Just recently, Skype was plagued by a similar problem, as a vulnerability caused a crash from a common text string: "http://:" that could easily be typed by mistake when trying to manually enter a web address. This string caused Skype to instantly crash on the recipient's device, without even displaying the message.
A new bug now affects Google's Chrome browser in a like manner, as Andris Atteka points out in a new blog post. Just as with the Skype bug, this crash bug in Google Chrome occurs with a simple URL string. All it takes is a NULL char in the URL string and Chrome instantly crashes.
Atteka gives as an example of the URL string http://biome3d.com/%%30%30 — simply hovering over this example crashed the Chrome tab it was in. The URL string doesn't cause a crash when hovering over it in this article because we intentionally left it in plain text.
The example URL string contains 26 characters, but the crash works with an even shorter string. Removing 10 characters from Atteka's link and keeping just http://b/%%30%30 does the trick as well, and to a greater extent. While Atteka's 26-character URL string crashed just the tab, the 16-character string crashes Chrome altogether — all windows and all tabs.
Atteka reported the Chrome crash bug to Google but it appears that it's not really a security threat.
"It seems to be crashing in some very old code.

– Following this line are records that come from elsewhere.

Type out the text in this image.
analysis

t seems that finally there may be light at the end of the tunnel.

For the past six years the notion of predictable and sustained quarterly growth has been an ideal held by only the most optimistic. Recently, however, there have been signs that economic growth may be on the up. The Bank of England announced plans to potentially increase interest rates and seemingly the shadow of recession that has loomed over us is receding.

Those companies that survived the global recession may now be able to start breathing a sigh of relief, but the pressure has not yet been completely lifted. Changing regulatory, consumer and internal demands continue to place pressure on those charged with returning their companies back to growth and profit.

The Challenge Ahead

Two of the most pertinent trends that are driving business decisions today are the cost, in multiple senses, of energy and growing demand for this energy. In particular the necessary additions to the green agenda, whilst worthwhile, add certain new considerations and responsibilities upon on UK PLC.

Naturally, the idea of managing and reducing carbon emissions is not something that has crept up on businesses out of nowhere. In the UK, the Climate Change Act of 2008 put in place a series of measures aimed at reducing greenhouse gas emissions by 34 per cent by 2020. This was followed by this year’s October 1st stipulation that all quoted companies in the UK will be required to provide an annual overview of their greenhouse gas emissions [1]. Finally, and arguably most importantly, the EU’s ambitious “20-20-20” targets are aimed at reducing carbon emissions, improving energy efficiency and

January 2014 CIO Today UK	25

In the Debug build, it's hitting a DCHECK on an invalid URL in GURL, deep in some History code," explained developer firstname.lastname@example.org in response to Atteka's finding. "Given that it's hitting a CHECK in the Release build, I don't think this is actually a security bug, but I'm going to leave it as such."
Atteka further noted that he didn't receive any reward for this finding because it was "deemed to be only a DOS vulnerability."
Lastly, it's worth pointing out that this crash bug affects Google Chrome 45, which is the last stable version of the browser. The mobile version of Chrome, meanwhile, seems to be unaffected, as it doesn't crash with either of the two URL string examples.